I needed time. I was silent but not inactive. In this one month, a lot of things have changed. Change? Isn’t that constant? Yes, but sometimes when a lot of changes happen within a gap of just one month, then you are bound to notice it more than you ever do.
We change every single minute. Perhaps I’m sitting in front of my computer but the planet is moving constantly. It’s a matter of realization. How many times you consciously think in a day that you are walking, eating, sleeping, or even having sex on a planet that is moving continuously? If one day the speed of earth’s rotation suddenly gets doubled, you will notice the changes. Similarly, my life was changing at its own speed. But, suddenly one day I woke up and saw the world I used to live in is not the same world anymore. It has changed. And this time, completely for the better.
Very few of us can accept changes happily. I’m not an exception. At first, I could not believe that so many things can change so rapidly. Then, when I realized it has changed and I have nothing to do other than accepting them, I started cursing my luck. I could not realize earlier that I know so many swear words. I acted like a cry baby for a few days, spend some sleepless nights, could not eat some of my most favorite dishes, and did not answer my phone no matter who called. Trust me, if you ever want to learn how to repent and feel miserable for the full day, I can teach you better than anyone ever can.
My friends sometimes complain whiningly, I get bored too quickly. Luckily, this time my boredom acted like a knight in shining armor. Just like the day I found everything has changed around me, one fine afternoon, I realized I’m bored! Tremendously bored of living a life that is full of frustrations. Then it happened. A guy of 24 wanted to dance like one of those sexy cheerleaders of English Premiere League. Heck! Not for me, but for the amazing changes that made my life so colorful.

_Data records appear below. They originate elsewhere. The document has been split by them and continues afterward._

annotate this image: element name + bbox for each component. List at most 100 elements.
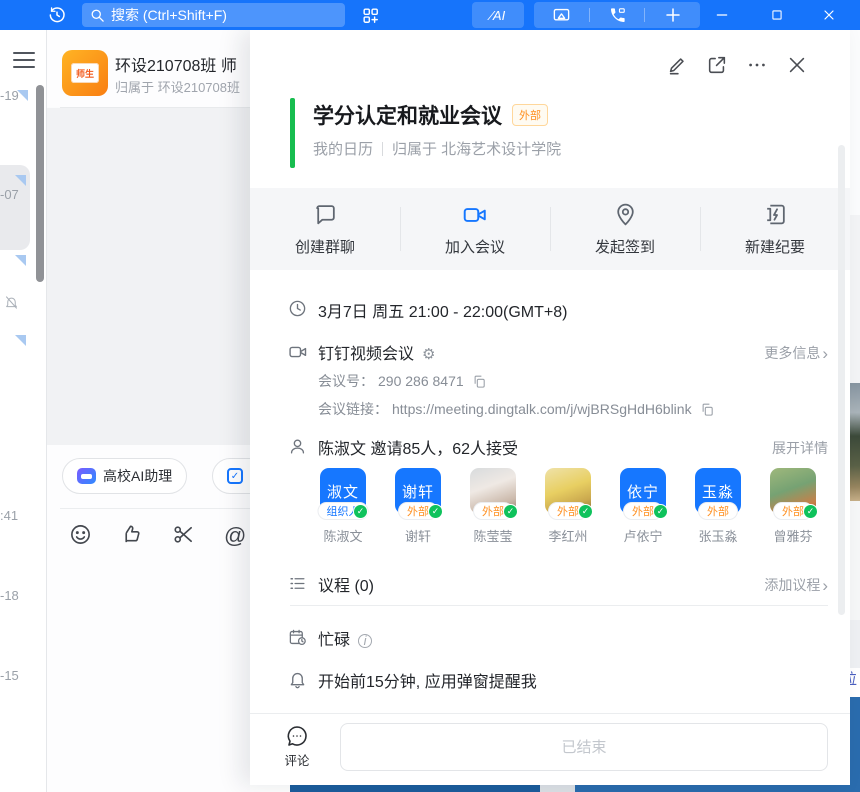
attendees-icon [288,437,307,456]
attendee-name: 卢依宁 [623,526,662,545]
search-input[interactable]: 搜索 (Ctrl+Shift+F) [82,3,345,27]
chat-item-time[interactable]: -18 [0,588,19,603]
add-agenda-link[interactable]: 添加议程› [764,575,828,595]
gear-icon[interactable]: ⚙ [422,346,435,363]
reminder-text: 开始前15分钟, 应用弹窗提醒我 [318,668,537,692]
chat-list-rail: -19 -07 :41 -18 -15 [0,30,46,792]
open-external-icon[interactable] [704,52,730,78]
maximize-button[interactable] [760,0,794,30]
edit-icon[interactable] [664,52,690,78]
belongs-to: 归属于 北海艺术设计学院 [392,138,561,159]
busy-status: 忙碌i [318,626,372,650]
window-close-button[interactable] [812,0,846,30]
panel-scrollbar[interactable] [838,145,845,615]
attendee-name: 谢轩 [405,526,431,545]
chat-item-time[interactable]: -07 [0,187,19,202]
agenda-label: 议程 (0) [318,572,374,596]
location-pin-icon [613,202,638,228]
new-plus-button[interactable] [645,2,700,28]
attendee-name: 张玉淼 [698,526,737,545]
chat-item-time[interactable]: -15 [0,668,19,683]
screen-cast-button[interactable] [534,2,589,28]
attendee[interactable]: 玉淼 外部 张玉淼 [695,468,741,514]
copy-icon[interactable] [700,402,715,417]
new-minutes-button[interactable]: 新建纪要 [700,188,850,270]
thumbs-up-icon[interactable] [120,523,143,546]
role-badge: 外部 [698,502,738,520]
accepted-check-icon: ✓ [353,504,368,519]
comment-input[interactable] [340,723,828,771]
chat-title[interactable]: 环设210708班 师 [115,52,255,76]
meeting-name: 钉钉视频会议⚙ [318,340,435,364]
divider [60,508,250,509]
emoji-icon[interactable] [69,523,92,546]
chat-list-scrollbar[interactable] [36,85,44,282]
attendee-name: 李红州 [548,526,587,545]
event-title: 学分认定和就业会议 [313,100,502,130]
meeting-link-row: 会议链接：https://meeting.dingtalk.com/j/wjBR… [318,399,715,419]
accepted-check-icon: ✓ [428,504,443,519]
titlebar-action-group [534,2,700,28]
more-info-link[interactable]: 更多信息› [764,343,828,363]
background-banner-strip [250,785,860,792]
attendees-summary: 陈淑文 邀请85人，62人接受 [318,435,518,459]
comment-footer: 评论 [250,713,850,785]
expand-details-link[interactable]: 展开详情 [772,438,828,458]
event-detail-panel: 学分认定和就业会议 外部 我的日历 归属于 北海艺术设计学院 创建群聊 加入会议 [250,30,850,785]
accepted-check-icon: ✓ [803,504,818,519]
meeting-id: 290 286 8471 [378,373,464,389]
chat-item-time[interactable]: :41 [0,508,18,523]
create-group-chat-button[interactable]: 创建群聊 [250,188,400,270]
close-icon[interactable] [784,52,810,78]
action-label: 加入会议 [445,236,505,257]
chat-item-time[interactable]: -19 [0,88,19,103]
ai-translate-button[interactable]: ⁄AI [472,2,524,28]
meeting-link-label: 会议链接： [318,399,388,419]
more-icon[interactable] [744,52,770,78]
video-meeting-icon [288,342,308,362]
attendee[interactable]: 依宁 外部 ✓ 卢依宁 [620,468,666,514]
info-icon[interactable]: i [358,634,372,648]
window-titlebar: 搜索 (Ctrl+Shift+F) ⁄AI [0,0,860,30]
attendee[interactable]: 淑文 组织人 ✓ 陈淑文 [320,468,366,514]
meeting-id-row: 会议号：290 286 8471 [318,371,487,391]
background-photo [850,383,860,501]
copy-icon[interactable] [472,374,487,389]
attendee[interactable]: 谢轩 外部 ✓ 谢轩 [395,468,441,514]
join-meeting-button[interactable]: 加入会议 [400,188,550,270]
unread-corner-badge [15,175,26,186]
history-icon[interactable] [44,3,70,27]
chat-bubble-icon [313,202,338,228]
group-avatar[interactable]: 师生 [62,50,108,96]
attendees-row: 淑文 组织人 ✓ 陈淑文 谢轩 外部 ✓ 谢轩 外部 ✓ 陈莹莹 外部 ✓ 李红… [320,468,816,514]
clock-icon [288,299,307,318]
divider [290,605,828,606]
chat-message-area [47,108,250,445]
comment-button[interactable]: 评论 [280,724,314,769]
calendar-name: 我的日历 [313,138,373,159]
calendar-color-bar [290,98,295,168]
attendee[interactable]: 外部 ✓ 李红州 [545,468,591,514]
muted-bell-icon [4,295,19,310]
minimize-button[interactable] [705,0,739,30]
start-checkin-button[interactable]: 发起签到 [550,188,700,270]
mention-icon[interactable]: @ [224,523,246,549]
attendee[interactable]: 外部 ✓ 曾雅芬 [770,468,816,514]
attendee-name: 陈莹莹 [473,526,512,545]
apps-grid-icon[interactable] [358,4,382,26]
call-button[interactable] [590,2,645,28]
ai-assistant-button[interactable]: 高校AI助理 [62,458,187,494]
attendee[interactable]: 外部 ✓ 陈莹莹 [470,468,516,514]
comment-label: 评论 [280,750,314,769]
scissors-icon[interactable] [172,523,195,546]
chat-subtitle: 归属于 环设210708班 [115,77,255,96]
event-time: 3月7日 周五 21:00 - 22:00(GMT+8) [318,298,567,322]
menu-hamburger-icon[interactable] [13,52,35,68]
busy-status-icon [288,628,307,647]
meeting-link[interactable]: https://meeting.dingtalk.com/j/wjBRSgHdH… [392,401,692,417]
divider [382,142,383,156]
background-banner [850,697,860,792]
book-icon: 师生 [71,63,99,83]
agenda-list-icon [288,574,307,593]
video-camera-icon [462,202,488,228]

If the word “change” can be personified as a pretty girl, I felt like making love with her. If change is as tasteful as McDonald’s chicken nuggets, I’m ready for a happy meal. If change is like flying high without any strings attached to my legs, then I’m not a kite. I would love to be a Siberian migratory duck.

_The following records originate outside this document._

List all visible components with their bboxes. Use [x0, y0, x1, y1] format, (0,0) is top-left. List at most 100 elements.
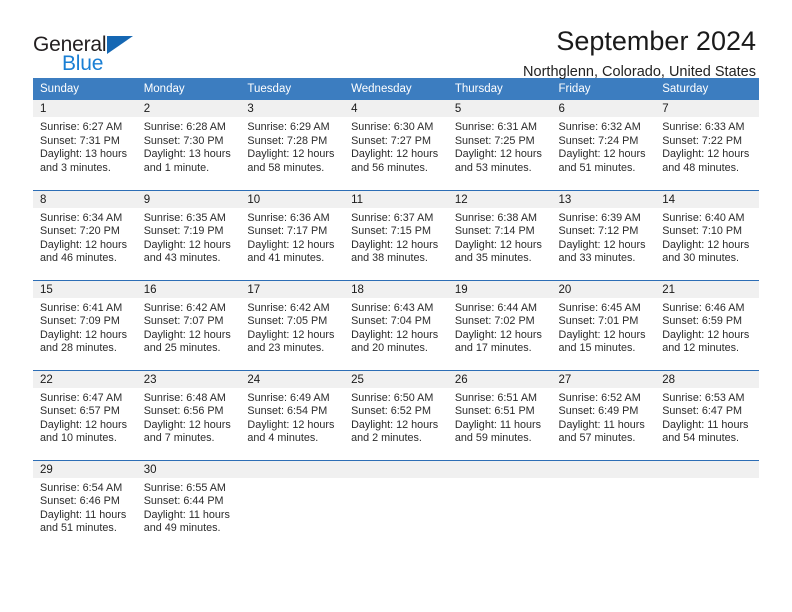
calendar-day-cell[interactable]: 22 Sunrise: 6:47 AM Sunset: 6:57 PM Dayligh…	[33, 370, 137, 461]
day-number: 20	[551, 280, 656, 298]
day-number: 14	[655, 190, 759, 208]
day-details: Sunrise: 6:27 AM Sunset: 7:31 PM Daylight:…	[33, 117, 137, 175]
day-details: Sunrise: 6:37 AM Sunset: 7:15 PM Daylight:…	[344, 208, 448, 266]
day-details: Sunrise: 6:31 AM Sunset: 7:25 PM Daylight:…	[448, 117, 552, 175]
day-details: Sunrise: 6:30 AM Sunset: 7:27 PM Daylight:…	[344, 117, 448, 175]
calendar-day-cell[interactable]: 1 Sunrise: 6:27 AM Sunset: 7:31 PM Daylight…	[33, 100, 137, 191]
sunset-text: Sunset: 7:04 PM	[351, 315, 431, 328]
calendar-day-cell[interactable]: 28 Sunrise: 6:53 AM Sunset: 6:47 PM Dayligh…	[655, 370, 759, 461]
daylight-text-line2: and 30 minutes.	[662, 252, 740, 265]
calendar-week-row: 29 Sunrise: 6:54 AM Sunset: 6:46 PM Dayligh…	[33, 460, 759, 550]
daylight-text-line2: and 17 minutes.	[454, 342, 532, 355]
daylight-text-line1: Daylight: 12 hours	[247, 238, 335, 251]
daylight-text-line2: and 51 minutes.	[558, 161, 636, 174]
calendar-day-cell[interactable]: 19 Sunrise: 6:44 AM Sunset: 7:02 PM Dayligh…	[447, 280, 552, 371]
day-number: 12	[447, 190, 552, 208]
calendar-day-cell[interactable]: 24 Sunrise: 6:49 AM Sunset: 6:54 PM Dayligh…	[240, 370, 345, 461]
calendar-day-cell[interactable]: 18 Sunrise: 6:43 AM Sunset: 7:04 PM Dayligh…	[344, 280, 448, 371]
sunset-text: Sunset: 7:31 PM	[40, 134, 120, 147]
day-number: 7	[655, 100, 759, 117]
daylight-text-line1: Daylight: 12 hours	[247, 328, 335, 341]
day-number: 23	[136, 370, 241, 388]
day-details: Sunrise: 6:33 AM Sunset: 7:22 PM Daylight:…	[655, 117, 759, 175]
sunrise-text: Sunrise: 6:36 AM	[247, 211, 330, 224]
calendar-day-cell-empty	[240, 460, 345, 550]
calendar-day-cell[interactable]: 16 Sunrise: 6:42 AM Sunset: 7:07 PM Dayligh…	[136, 280, 241, 371]
calendar-day-cell[interactable]: 2 Sunrise: 6:28 AM Sunset: 7:30 PM Daylight…	[136, 100, 241, 191]
calendar-day-cell[interactable]: 9 Sunrise: 6:35 AM Sunset: 7:19 PM Daylight…	[136, 190, 241, 281]
calendar-day-cell[interactable]: 3 Sunrise: 6:29 AM Sunset: 7:28 PM Daylight…	[240, 100, 345, 191]
daylight-text-line2: and 3 minutes.	[40, 161, 111, 174]
calendar-week-row: 8 Sunrise: 6:34 AM Sunset: 7:20 PM Daylight…	[33, 190, 759, 281]
day-details: Sunrise: 6:51 AM Sunset: 6:51 PM Daylight:…	[448, 388, 552, 446]
sunrise-text: Sunrise: 6:41 AM	[40, 301, 123, 314]
sunset-text: Sunset: 7:27 PM	[351, 134, 431, 147]
calendar-day-cell-empty	[344, 460, 448, 550]
day-details: Sunrise: 6:34 AM Sunset: 7:20 PM Daylight:…	[33, 208, 137, 266]
daylight-text-line2: and 23 minutes.	[247, 342, 325, 355]
weekday-header-thursday: Thursday	[447, 78, 552, 100]
calendar-day-cell[interactable]: 4 Sunrise: 6:30 AM Sunset: 7:27 PM Daylight…	[344, 100, 448, 191]
daylight-text-line2: and 15 minutes.	[558, 342, 636, 355]
day-details: Sunrise: 6:53 AM Sunset: 6:47 PM Daylight:…	[655, 388, 759, 446]
calendar-day-cell[interactable]: 12 Sunrise: 6:38 AM Sunset: 7:14 PM Dayligh…	[447, 190, 552, 281]
calendar-day-cell[interactable]: 17 Sunrise: 6:42 AM Sunset: 7:05 PM Dayligh…	[240, 280, 345, 371]
calendar-day-cell[interactable]: 27 Sunrise: 6:52 AM Sunset: 6:49 PM Dayligh…	[551, 370, 656, 461]
daylight-text-line1: Daylight: 12 hours	[662, 148, 750, 161]
daylight-text-line1: Daylight: 12 hours	[247, 418, 335, 431]
calendar-day-cell[interactable]: 15 Sunrise: 6:41 AM Sunset: 7:09 PM Dayligh…	[33, 280, 137, 371]
daylight-text-line1: Daylight: 12 hours	[662, 238, 750, 251]
calendar-day-cell[interactable]: 14 Sunrise: 6:40 AM Sunset: 7:10 PM Dayligh…	[655, 190, 759, 281]
day-details: Sunrise: 6:44 AM Sunset: 7:02 PM Daylight:…	[448, 298, 552, 356]
daylight-text-line2: and 10 minutes.	[40, 432, 117, 445]
daylight-text-line1: Daylight: 12 hours	[40, 238, 128, 251]
sunset-text: Sunset: 7:09 PM	[40, 315, 120, 328]
sunset-text: Sunset: 7:10 PM	[662, 225, 743, 238]
calendar-day-cell[interactable]: 29 Sunrise: 6:54 AM Sunset: 6:46 PM Dayligh…	[33, 460, 137, 550]
brand-name-blue: Blue	[62, 52, 104, 75]
daylight-text-line1: Daylight: 12 hours	[247, 148, 335, 161]
sunrise-text: Sunrise: 6:40 AM	[662, 211, 745, 224]
calendar-day-cell[interactable]: 26 Sunrise: 6:51 AM Sunset: 6:51 PM Dayligh…	[447, 370, 552, 461]
daylight-text-line1: Daylight: 12 hours	[143, 238, 231, 251]
sunset-text: Sunset: 7:19 PM	[143, 225, 224, 238]
calendar-day-cell[interactable]: 10 Sunrise: 6:36 AM Sunset: 7:17 PM Dayligh…	[240, 190, 345, 281]
weekday-header-friday: Friday	[551, 78, 656, 100]
sunset-text: Sunset: 6:51 PM	[454, 405, 535, 418]
sunset-text: Sunset: 7:12 PM	[558, 225, 639, 238]
sunrise-text: Sunrise: 6:32 AM	[558, 121, 641, 133]
calendar-day-cell[interactable]: 30 Sunrise: 6:55 AM Sunset: 6:44 PM Dayligh…	[136, 460, 241, 550]
daylight-text-line1: Daylight: 12 hours	[351, 238, 439, 251]
daylight-text-line2: and 54 minutes.	[662, 432, 740, 445]
calendar-day-cell[interactable]: 5 Sunrise: 6:31 AM Sunset: 7:25 PM Daylight…	[447, 100, 552, 191]
day-number: 30	[136, 460, 241, 478]
sunset-text: Sunset: 7:30 PM	[143, 134, 224, 147]
sunset-text: Sunset: 6:54 PM	[247, 405, 328, 418]
sunrise-text: Sunrise: 6:35 AM	[143, 211, 226, 224]
day-number: 28	[655, 370, 759, 388]
calendar-day-cell[interactable]: 8 Sunrise: 6:34 AM Sunset: 7:20 PM Daylight…	[33, 190, 137, 281]
day-number: 15	[33, 280, 137, 298]
day-number: 27	[551, 370, 656, 388]
day-number: 21	[655, 280, 759, 298]
calendar-day-cell[interactable]: 6 Sunrise: 6:32 AM Sunset: 7:24 PM Daylight…	[551, 100, 656, 191]
calendar-table: Sunday Monday Tuesday Wednesday Thursday…	[33, 78, 759, 550]
daylight-text-line1: Daylight: 12 hours	[351, 418, 439, 431]
calendar-day-cell[interactable]: 23 Sunrise: 6:48 AM Sunset: 6:56 PM Dayligh…	[136, 370, 241, 461]
sunset-text: Sunset: 6:47 PM	[662, 405, 743, 418]
day-details: Sunrise: 6:43 AM Sunset: 7:04 PM Daylight:…	[344, 298, 448, 356]
day-details: Sunrise: 6:42 AM Sunset: 7:07 PM Daylight:…	[137, 298, 241, 356]
day-number: 8	[33, 190, 137, 208]
calendar-day-cell[interactable]: 20 Sunrise: 6:45 AM Sunset: 7:01 PM Dayligh…	[551, 280, 656, 371]
calendar-day-cell[interactable]: 7 Sunrise: 6:33 AM Sunset: 7:22 PM Daylight…	[655, 100, 759, 191]
brand-logo[interactable]: General Blue	[33, 26, 153, 76]
sunrise-text: Sunrise: 6:48 AM	[143, 391, 226, 404]
calendar-day-cell[interactable]: 11 Sunrise: 6:37 AM Sunset: 7:15 PM Dayligh…	[344, 190, 448, 281]
sunset-text: Sunset: 7:07 PM	[143, 315, 224, 328]
day-details: Sunrise: 6:50 AM Sunset: 6:52 PM Daylight:…	[344, 388, 448, 446]
calendar-day-cell[interactable]: 25 Sunrise: 6:50 AM Sunset: 6:52 PM Dayligh…	[344, 370, 448, 461]
calendar-day-cell[interactable]: 21 Sunrise: 6:46 AM Sunset: 6:59 PM Dayligh…	[655, 280, 759, 371]
calendar-day-cell[interactable]: 13 Sunrise: 6:39 AM Sunset: 7:12 PM Dayligh…	[551, 190, 656, 281]
sunset-text: Sunset: 6:46 PM	[40, 495, 120, 508]
day-details: Sunrise: 6:38 AM Sunset: 7:14 PM Daylight:…	[448, 208, 552, 266]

When the initial period of lunacy was over, my legs were aching, and I had to look for my inhaler. I was out of breath, but not out of mind. Within a few minutes I felt like dancing like a mountain goat (Well, I do have seen them dancing when I was a kid). But why? What’s the reason behind this inexhaustible energy and sudden insanity? I switched on my computer and started writing this post!

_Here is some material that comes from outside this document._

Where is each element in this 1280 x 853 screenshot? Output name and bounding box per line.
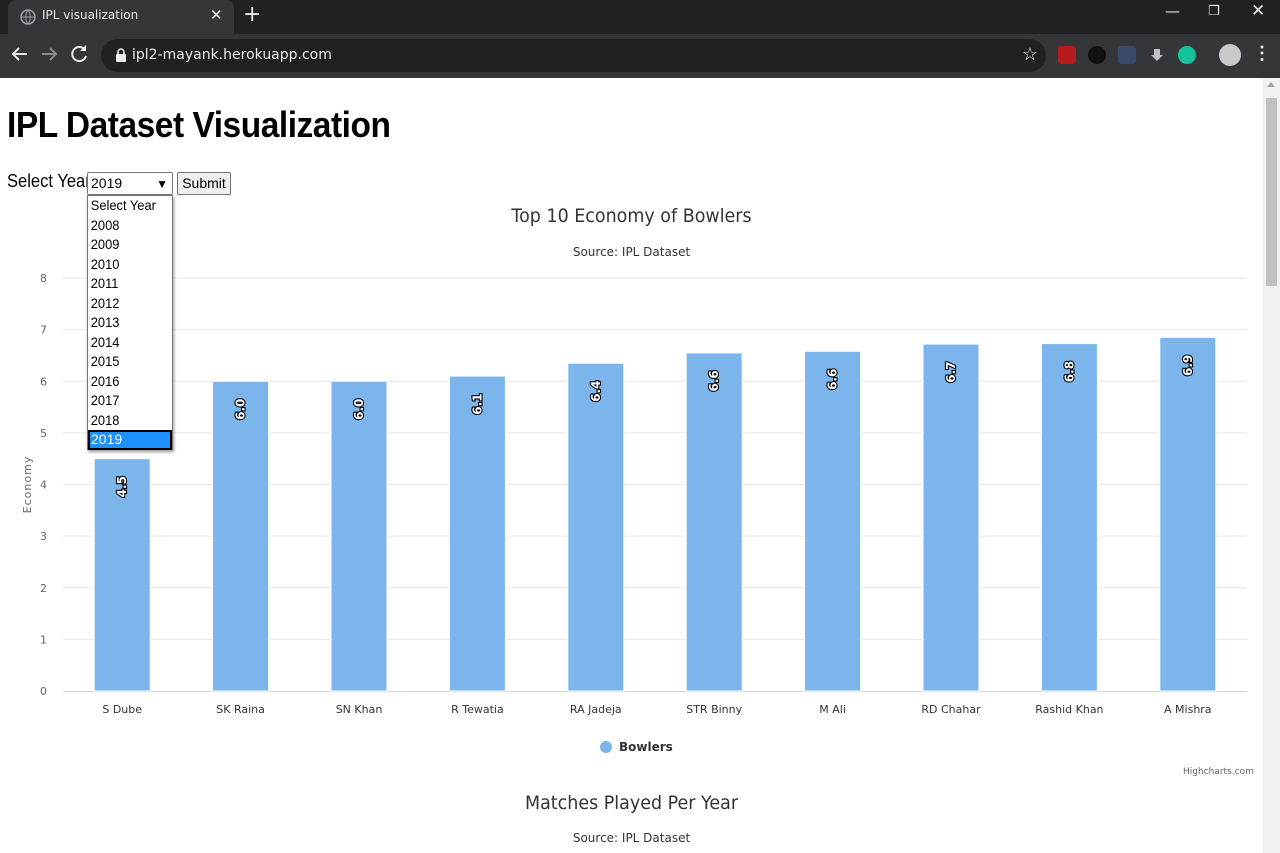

From my entire childhood, I have always chosen the wrong path. I started drinking at a very young age. I had physical relations at an age when most of my friends were scared of buying or renting porn CDs. I wanted to paint for the full day, but I had to study. I was supposed to go to Art College but I became a literature student. I didn’t even realize I was looking for someone special but end up falling for someone who was never mine. I wanted to do anything for her, but didn’t realize she already has everything. I was in search of someone who will understand me, but didn’t realize that no one… I mean it… no one will ever be able to understand my emotions, impracticality, dramatic thoughts, and absurd ideas.
I have done the same mistake, again and again. But, that’s not something I’m famous for. I write a blog named “Wizard is Back” because even after choosing the wrong path, I always took the right one. That is exclusively meant for me. It took me 1 month to realize that the changes I was repenting for, is here to help me. They are here to help me write… “Yes I was wrong, but now I can proudly say I’m back! Rather… the wizard is back.”